可验证奖励强化学习（RLVR）已成为后训练阶段的核心方法。将合适的离策略轨迹引入同策略探索能加速RLVR收敛并提升性能上限，但寻找此类轨迹来源仍是关键挑战。现有混合策略方法要么引入外部教师模型的轨迹（质量高但分布差异大），要么回放历史训练轨迹（分布接近但质量受限），均无法同时满足最大化有效学习信号S=Q/V所需的双重条件：足够强（更高Q值，蕴含更多新知识）与足够近（更低V值，更易被吸收）。我们提出近未来策略优化（NPO），该简易混合策略方案通过向策略自身的近未来版本学习：从同一训练流程中选取稍晚的检查点作为辅助轨迹源，其既强于当前策略又比任何外部源更接近，直接平衡了轨迹质量与方差代价。我们通过早期快速启动和晚期平台突破两项人工干预验证NPO，并进一步提出自适应变体AutoNPO——它能根据在线训练信号自动触发干预，并选择使S最大化的引导检查点。在Qwen3-VL-8B-Instruct模型与GRPO配合下，NPO将平均性能从57.88提升至62.84，AutoNPO进一步推高至63.15，在加速收敛的同时突破了最终性能上限。

English

Reinforcement learning with verifiable rewards (RLVR) has become a core post-training recipe. Introducing suitable off-policy trajectories into on-policy exploration accelerates RLVR convergence and raises the performance ceiling, yet finding a source of such trajectories remains the key challenge. Existing mixed-policy methods either import trajectories from external teachers (high-quality but distributionally far) or replay past training trajectories (close but capped in quality), and neither simultaneously satisfies the strong enough (higher Q , more new knowledge to learn) and close enough (lower V , more readily absorbed) conditions required to maximize the effective learning signal S = Q/V. We propose Near-Future Policy Optimization (NPO), a simple mixed-policy scheme that learns from a policy's own near-future self: a later checkpoint from the same training run is a natural source of auxiliary trajectories that is both stronger than the current policy and closer than any external source, directly balancing trajectory quality against variance cost.

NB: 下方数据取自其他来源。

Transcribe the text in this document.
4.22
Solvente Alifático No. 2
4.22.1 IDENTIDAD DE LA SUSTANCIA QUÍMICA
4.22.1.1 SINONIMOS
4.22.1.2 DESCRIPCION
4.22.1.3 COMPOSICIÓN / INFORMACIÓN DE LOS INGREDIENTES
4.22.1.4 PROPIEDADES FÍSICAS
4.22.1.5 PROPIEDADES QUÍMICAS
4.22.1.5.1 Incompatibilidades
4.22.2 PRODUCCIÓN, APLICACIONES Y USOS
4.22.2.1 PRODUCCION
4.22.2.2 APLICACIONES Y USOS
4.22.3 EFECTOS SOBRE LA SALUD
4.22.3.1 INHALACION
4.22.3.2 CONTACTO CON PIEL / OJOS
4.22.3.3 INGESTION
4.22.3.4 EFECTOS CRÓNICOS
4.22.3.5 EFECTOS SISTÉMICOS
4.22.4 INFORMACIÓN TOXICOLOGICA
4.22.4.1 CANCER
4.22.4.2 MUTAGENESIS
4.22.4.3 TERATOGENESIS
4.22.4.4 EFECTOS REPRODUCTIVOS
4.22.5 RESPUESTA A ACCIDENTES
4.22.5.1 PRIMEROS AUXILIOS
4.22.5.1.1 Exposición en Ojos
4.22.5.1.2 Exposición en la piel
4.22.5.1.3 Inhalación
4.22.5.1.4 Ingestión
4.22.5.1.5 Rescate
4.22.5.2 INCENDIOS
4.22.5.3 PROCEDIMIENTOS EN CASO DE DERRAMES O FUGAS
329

We validate NPO through two manual interventions, early-stage bootstrapping and late-stage plateau breakthrough, and further propose AutoNPO,an adaptive variant that automatically triggers interventions from online training signals and selects the guide checkpoint that maximizes S. On Qwen3-VL-8B-Instruct with GRPO, NPO improves average performance from 57.88 to 62.84, and AutoNPO pushes it to 63.15, raising the final performance ceiling while accelerating convergence.